"Joyeux Noel" : Dailymotion confirmé dans son statut d'hébergeur

Joyeux mai 57
dailymotion Après un râteau devant le tribunal, un succès en appel : la Cour d’Appel de Paris vient ce 6 mai et pour la première fois confirmer le statut d’hébergeur à Dailymotion dans la décision qui opposait la société aux ayants droit du film Joyeux Noel.

On se souvient que début 2007, la société Nord-Ouest Production, derrière le film, a fait constater devant huissier et par deux fois que le long métrage était visible sur la plateforme française, et ce, huit mois après sa sortie en DVD.

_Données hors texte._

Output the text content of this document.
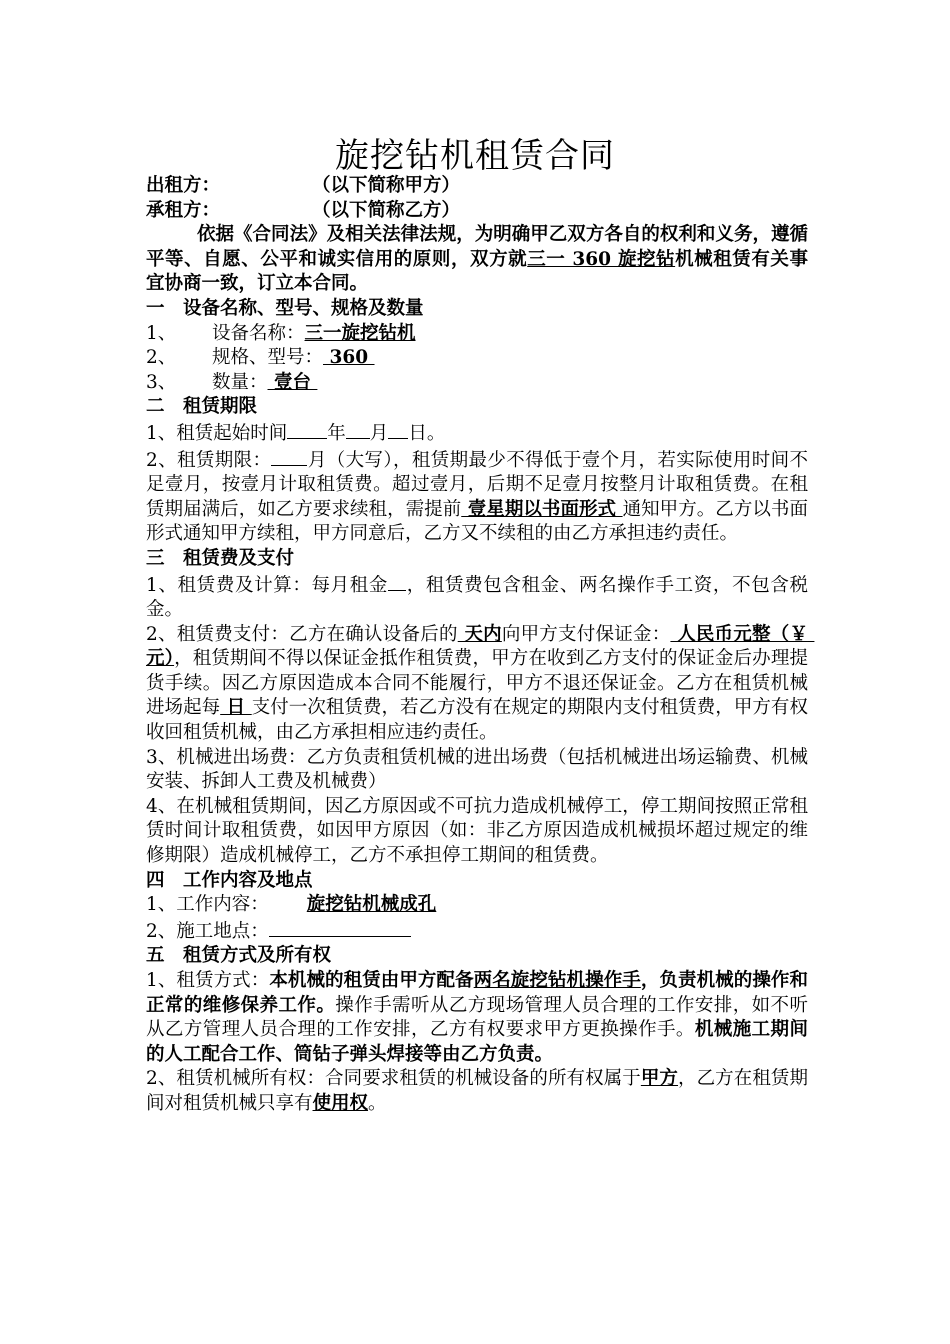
旋挖钻机租赁合同

出租方：	（以下简称甲方）

承租方：	（以下简称乙方）

依据《合同法》及相关法律法规，为明确甲乙双方各自的权利和义务，遵循平等、自愿、公平和诚实信用的原则，双方就三一 360 旋挖钻机械租赁有关事宜协商一致，订立本合同。

一　设备名称、型号、规格及数量

1、 设备名称：三一旋挖钻机

2、 规格、型号： 360

3、 数量： 壹台

二　租赁期限

1、租赁起始时间 年 月 日。

2、租赁期限： 月（大写），租赁期最少不得低于壹个月，若实际使用时间不足壹月，按壹月计取租赁费。超过壹月，后期不足壹月按整月计取租赁费。在租赁期届满后，如乙方要求续租，需提前 壹星期以书面形式 通知甲方。乙方以书面形式通知甲方续租，甲方同意后，乙方又不续租的由乙方承担违约责任。

三　租赁费及支付

1、租赁费及计算：每月租金 ，租赁费包含租金、两名操作手工资，不包含税金。

2、租赁费支付：乙方在确认设备后的 天内向甲方支付保证金： 人民币元整（￥ 元），租赁期间不得以保证金抵作租赁费，甲方在收到乙方支付的保证金后办理提货手续。因乙方原因造成本合同不能履行，甲方不退还保证金。乙方在租赁机械进场起每 日 支付一次租赁费，若乙方没有在规定的期限内支付租赁费，甲方有权收回租赁机械，由乙方承担相应违约责任。

3、机械进出场费：乙方负责租赁机械的进出场费（包括机械进出场运输费、机械安装、拆卸人工费及机械费）

4、在机械租赁期间，因乙方原因或不可抗力造成机械停工，停工期间按照正常租赁时间计取租赁费，如因甲方原因（如：非乙方原因造成机械损坏超过规定的维修期限）造成机械停工，乙方不承担停工期间的租赁费。

四　工作内容及地点

1、工作内容： 旋挖钻机械成孔

2、施工地点：

五　租赁方式及所有权

1、租赁方式：本机械的租赁由甲方配备两名旋挖钻机操作手，负责机械的操作和正常的维修保养工作。操作手需听从乙方现场管理人员合理的工作安排，如不听从乙方管理人员合理的工作安排，乙方有权要求甲方更换操作手。机械施工期间的人工配合工作、筒钻子弹头焊接等由乙方负责。

2、租赁机械所有权：合同要求租赁的机械设备的所有权属于甲方，乙方在租赁期间对租赁机械只享有使用权。
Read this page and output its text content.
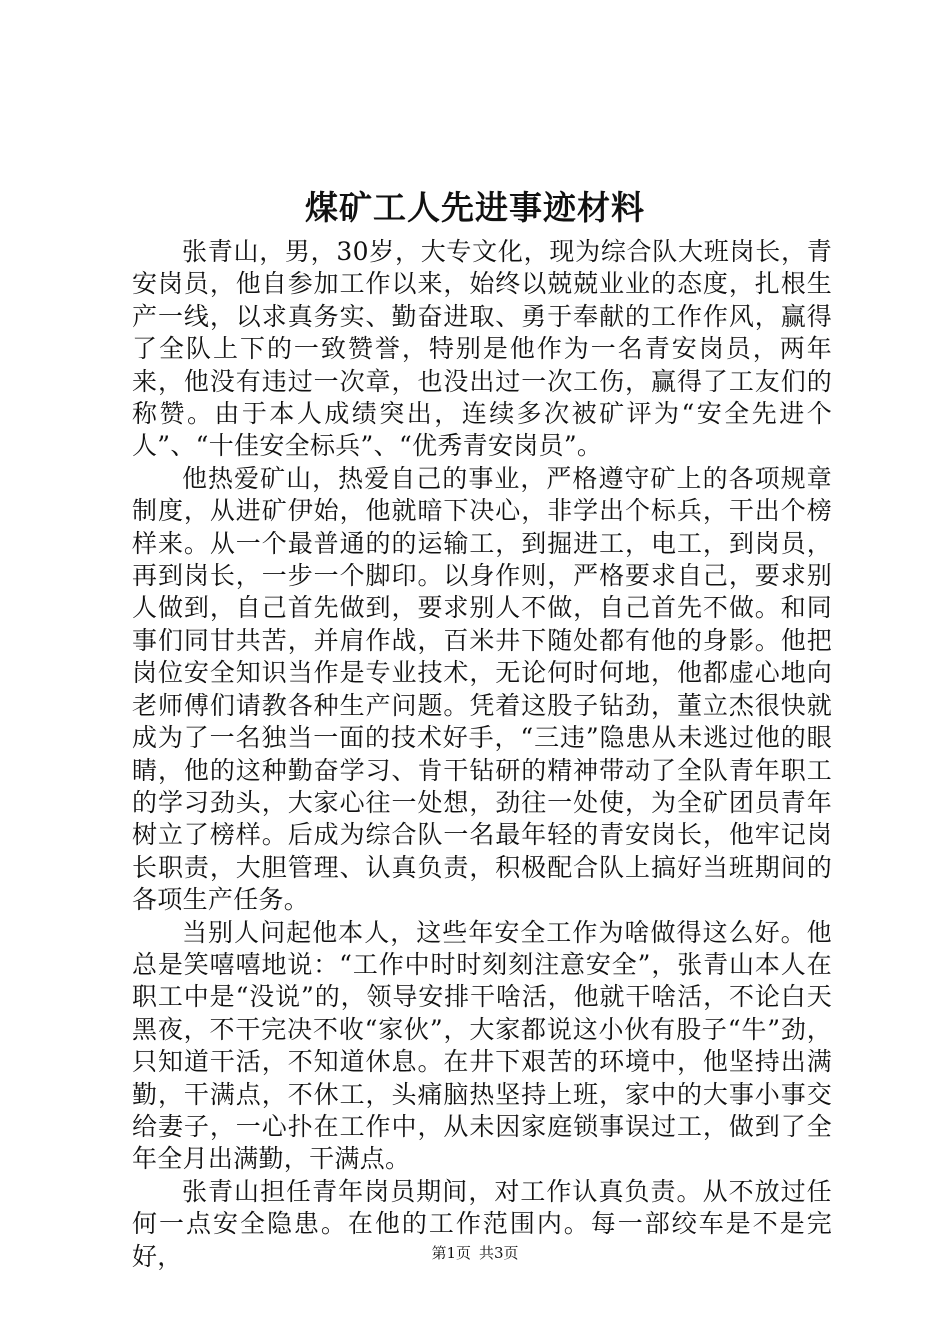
煤矿工人先进事迹材料

张青山，男，30岁，大专文化，现为综合队大班岗长，青安岗员，他自参加工作以来，始终以兢兢业业的态度，扎根生产一线，以求真务实、勤奋进取、勇于奉献的工作作风，赢得了全队上下的一致赞誉，特别是他作为一名青安岗员，两年来，他没有违过一次章，也没出过一次工伤，赢得了工友们的称赞。由于本人成绩突出，连续多次被矿评为“安全先进个人”、“十佳安全标兵”、“优秀青安岗员”。

他热爱矿山，热爱自己的事业，严格遵守矿上的各项规章制度，从进矿伊始，他就暗下决心，非学出个标兵，干出个榜样来。从一个最普通的的运输工，到掘进工，电工，到岗员，再到岗长，一步一个脚印。以身作则，严格要求自己，要求别人做到，自己首先做到，要求别人不做，自己首先不做。和同事们同甘共苦，并肩作战，百米井下随处都有他的身影。他把岗位安全知识当作是专业技术，无论何时何地，他都虚心地向老师傅们请教各种生产问题。凭着这股子钻劲，董立杰很快就成为了一名独当一面的技术好手，“三违”隐患从未逃过他的眼睛，他的这种勤奋学习、肯干钻研的精神带动了全队青年职工的学习劲头，大家心往一处想，劲往一处使，为全矿团员青年树立了榜样。后成为综合队一名最年轻的青安岗长，他牢记岗长职责，大胆管理、认真负责，积极配合队上搞好当班期间的各项生产任务。

当别人问起他本人，这些年安全工作为啥做得这么好。他总是笑嘻嘻地说：“工作中时时刻刻注意安全”，张青山本人在职工中是“没说”的，领导安排干啥活，他就干啥活，不论白天黑夜，不干完决不收“家伙”，大家都说这小伙有股子“牛”劲，只知道干活，不知道休息。在井下艰苦的环境中，他坚持出满勤，干满点，不休工，头痛脑热坚持上班，家中的大事小事交给妻子，一心扑在工作中，从未因家庭锁事误过工，做到了全年全月出满勤，干满点。

张青山担任青年岗员期间，对工作认真负责。从不放过任何一点安全隐患。在他的工作范围内。每一部绞车是不是完好，	第1页 共3页
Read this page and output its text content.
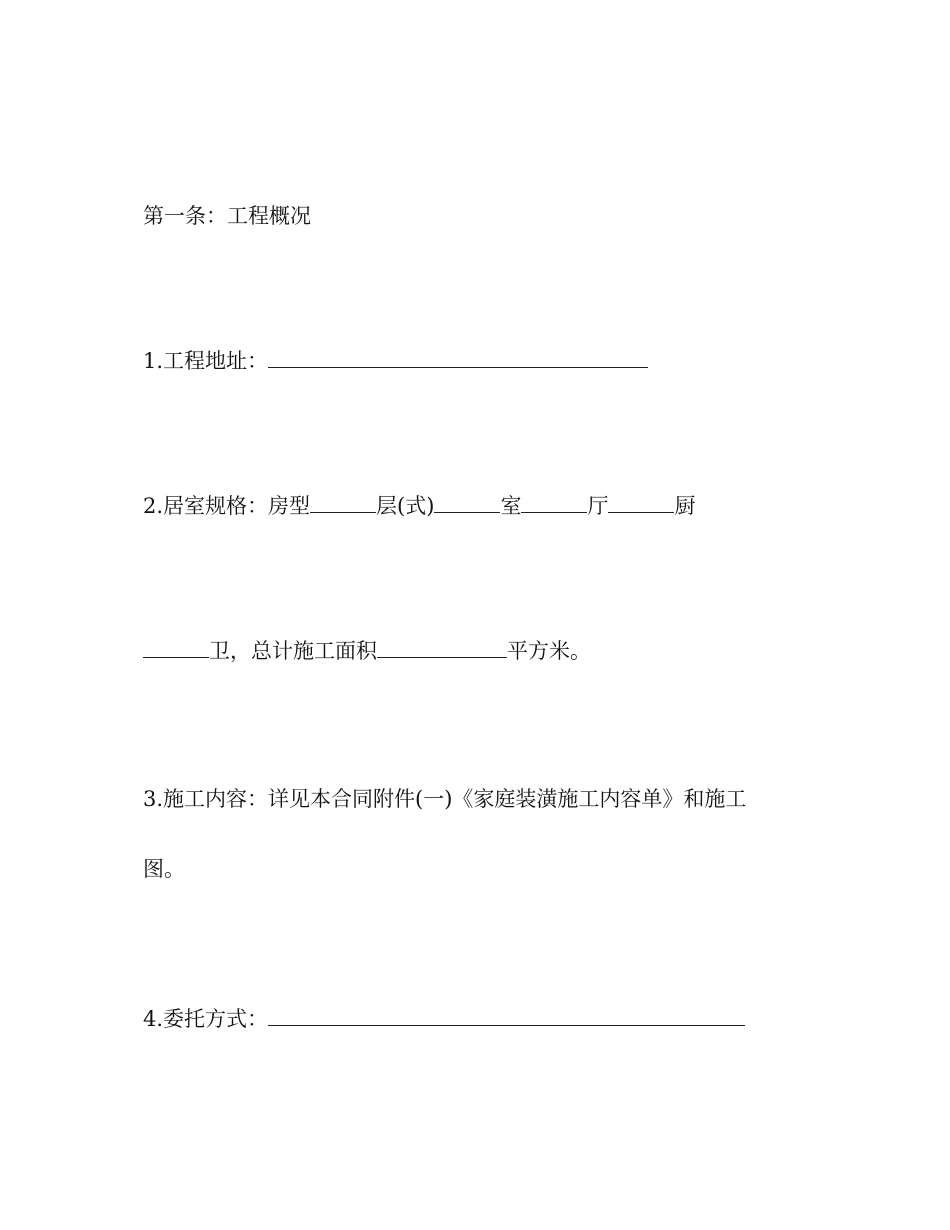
第一条：工程概况
1.工程地址：
2.居室规格：房型	层(式)	室	厅	厨
卫，总计施工面积	平方米。
3.施工内容：详见本合同附件(一)《家庭装潢施工内容单》和施工
图。
4.委托方式：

Dans pareils cas, alertée dans les formes, Dailymotion prend les mesures chirurgicales pour supprimer les contenus litigieux du moins quand elle le peut, c'est à dire lorsqu'on lui transmet toutes les URL problématiques. Ce qui fut bien délicat pour Dailymotion puisque les ayants droit s'étaient gardés de transmettre les constats d'huissier... En mars, les ayants droit réitèrent la procédure constatant que le film était encore disponible, du moins un long extrait. Là, tout s'emballe : Dailymotion est assignée pour contrefaçon par la société de production du film, et le distributeur, UGC Images, qui évoque lui un parasitisme commercial. Bref : pour cette armée d’ayant droit, pas de doute, Dailymotion est un éditeur responsable de son contenu.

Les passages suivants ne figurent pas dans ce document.